5. Integration is an iterative process. Not all issues of importance in bilateral or regional relations are covered ab initio in trade pacts; but as countries become more integrated, new issues which span domestic and international concerns often are added to the common agenda. Indeed, as the Summit of the Americas process has demonstrated, trade talks can serve as a magnet for attracting support on a wide array of initiatives including strengthening democracy, combating drug trade, and promoting better environmental conditions and labor rights.
Notes
1. See C. Fred Bergsten, "The Need for New Fast Track Legislation", Statement before the Senate Finance Committee, 3 June 1997, and "The Imperative and Urgency of New Fast Track Legislation", Statement before the Subcommittee on Trade, House Committee on Ways and Means, 18 March 1997.
2. Labor issues are not included among the topics for negotiation, but governments committed to "further secure the observance and promotion of worker rights, as defined by appropriate international conventions" (Summit of the Americas Plan of Action, Section II:9(2)).
3. Since the NAFTA region represents more than 85 percent of hemispheric GDP, it is likely that NAFTA provisions will carry great weight in the FTAA talks because companies that want to do business in the predominant market in the hemisphere will tailor their policies and standards to NAFTA norms.
4. For a discussion of the evolution of the Summit of the Americas and its immediate aftermath based on analysis by one of the senior US participants, see Richard Feinberg, Summitry in the Americas, Washington: Institute for International Economics, 1997.

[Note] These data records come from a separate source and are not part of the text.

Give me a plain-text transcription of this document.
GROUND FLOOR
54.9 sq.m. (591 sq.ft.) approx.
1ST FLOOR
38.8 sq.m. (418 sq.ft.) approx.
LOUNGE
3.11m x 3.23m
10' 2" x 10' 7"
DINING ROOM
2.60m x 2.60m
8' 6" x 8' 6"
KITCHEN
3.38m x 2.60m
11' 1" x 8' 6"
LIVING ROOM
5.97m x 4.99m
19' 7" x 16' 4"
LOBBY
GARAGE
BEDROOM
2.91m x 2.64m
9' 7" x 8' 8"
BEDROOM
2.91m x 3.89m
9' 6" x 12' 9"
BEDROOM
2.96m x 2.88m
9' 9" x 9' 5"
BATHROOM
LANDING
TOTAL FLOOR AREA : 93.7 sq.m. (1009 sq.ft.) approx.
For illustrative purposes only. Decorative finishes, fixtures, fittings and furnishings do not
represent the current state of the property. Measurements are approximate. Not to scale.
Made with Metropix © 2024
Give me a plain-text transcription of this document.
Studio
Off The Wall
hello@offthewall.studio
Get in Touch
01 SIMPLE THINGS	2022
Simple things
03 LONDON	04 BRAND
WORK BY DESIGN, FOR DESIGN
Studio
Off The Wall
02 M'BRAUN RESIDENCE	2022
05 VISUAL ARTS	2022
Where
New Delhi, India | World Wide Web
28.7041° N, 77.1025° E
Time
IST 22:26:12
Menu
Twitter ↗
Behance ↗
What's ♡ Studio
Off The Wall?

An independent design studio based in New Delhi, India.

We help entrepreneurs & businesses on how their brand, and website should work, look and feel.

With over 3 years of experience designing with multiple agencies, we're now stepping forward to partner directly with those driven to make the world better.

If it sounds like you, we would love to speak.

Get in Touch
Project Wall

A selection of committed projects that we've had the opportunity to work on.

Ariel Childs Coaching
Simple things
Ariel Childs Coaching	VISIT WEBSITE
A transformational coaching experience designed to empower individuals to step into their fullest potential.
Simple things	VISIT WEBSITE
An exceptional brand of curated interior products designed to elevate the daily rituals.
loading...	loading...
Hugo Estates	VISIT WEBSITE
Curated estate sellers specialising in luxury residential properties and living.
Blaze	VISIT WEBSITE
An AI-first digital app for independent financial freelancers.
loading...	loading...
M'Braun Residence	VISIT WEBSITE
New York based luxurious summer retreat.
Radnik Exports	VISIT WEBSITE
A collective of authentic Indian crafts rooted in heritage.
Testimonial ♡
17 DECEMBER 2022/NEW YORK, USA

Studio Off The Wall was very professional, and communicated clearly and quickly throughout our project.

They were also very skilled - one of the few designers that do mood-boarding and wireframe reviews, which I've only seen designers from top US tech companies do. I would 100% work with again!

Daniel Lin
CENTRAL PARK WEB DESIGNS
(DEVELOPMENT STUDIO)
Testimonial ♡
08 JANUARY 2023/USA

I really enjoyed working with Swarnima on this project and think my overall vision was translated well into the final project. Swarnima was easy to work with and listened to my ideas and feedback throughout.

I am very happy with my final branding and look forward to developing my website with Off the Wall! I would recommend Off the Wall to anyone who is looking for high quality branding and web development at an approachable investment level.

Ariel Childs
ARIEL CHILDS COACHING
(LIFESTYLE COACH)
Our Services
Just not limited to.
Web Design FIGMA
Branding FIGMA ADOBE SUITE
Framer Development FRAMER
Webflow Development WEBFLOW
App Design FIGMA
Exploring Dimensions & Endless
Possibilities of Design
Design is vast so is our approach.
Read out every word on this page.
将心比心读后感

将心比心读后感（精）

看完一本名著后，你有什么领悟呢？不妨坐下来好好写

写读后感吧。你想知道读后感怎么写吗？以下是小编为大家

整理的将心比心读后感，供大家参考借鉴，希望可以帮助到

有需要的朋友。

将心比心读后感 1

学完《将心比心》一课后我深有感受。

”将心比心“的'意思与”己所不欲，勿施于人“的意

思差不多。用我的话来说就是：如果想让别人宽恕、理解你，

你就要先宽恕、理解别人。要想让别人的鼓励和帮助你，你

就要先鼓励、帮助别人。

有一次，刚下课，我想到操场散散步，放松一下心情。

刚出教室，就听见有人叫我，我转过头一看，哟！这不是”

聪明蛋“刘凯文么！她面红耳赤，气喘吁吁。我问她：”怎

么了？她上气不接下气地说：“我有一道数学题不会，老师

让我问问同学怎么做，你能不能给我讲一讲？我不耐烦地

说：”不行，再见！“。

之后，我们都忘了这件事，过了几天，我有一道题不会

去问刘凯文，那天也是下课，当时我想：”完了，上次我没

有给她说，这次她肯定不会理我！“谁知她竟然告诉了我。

5. Data from Shahid Javed Burki and Guillermo E. Perry, The Long March: A Reform Agenda for Latin America and the Caribbean in the Next Decade, Washington: The World Bank, 1997.
6. Paul Magnusson reports anecdotal evidence of such trade diversion in "Beyond NAFTA: Why Washington Mustn't Stop Now", Business Week, 21 April 1997, p. 46.
7. These lessons are drawn from my analysis, "NAFTA: An Interim Report", paper prepared for the World Bank Conference in Montevideo, Uruguay, 29 June - 1 July 1997.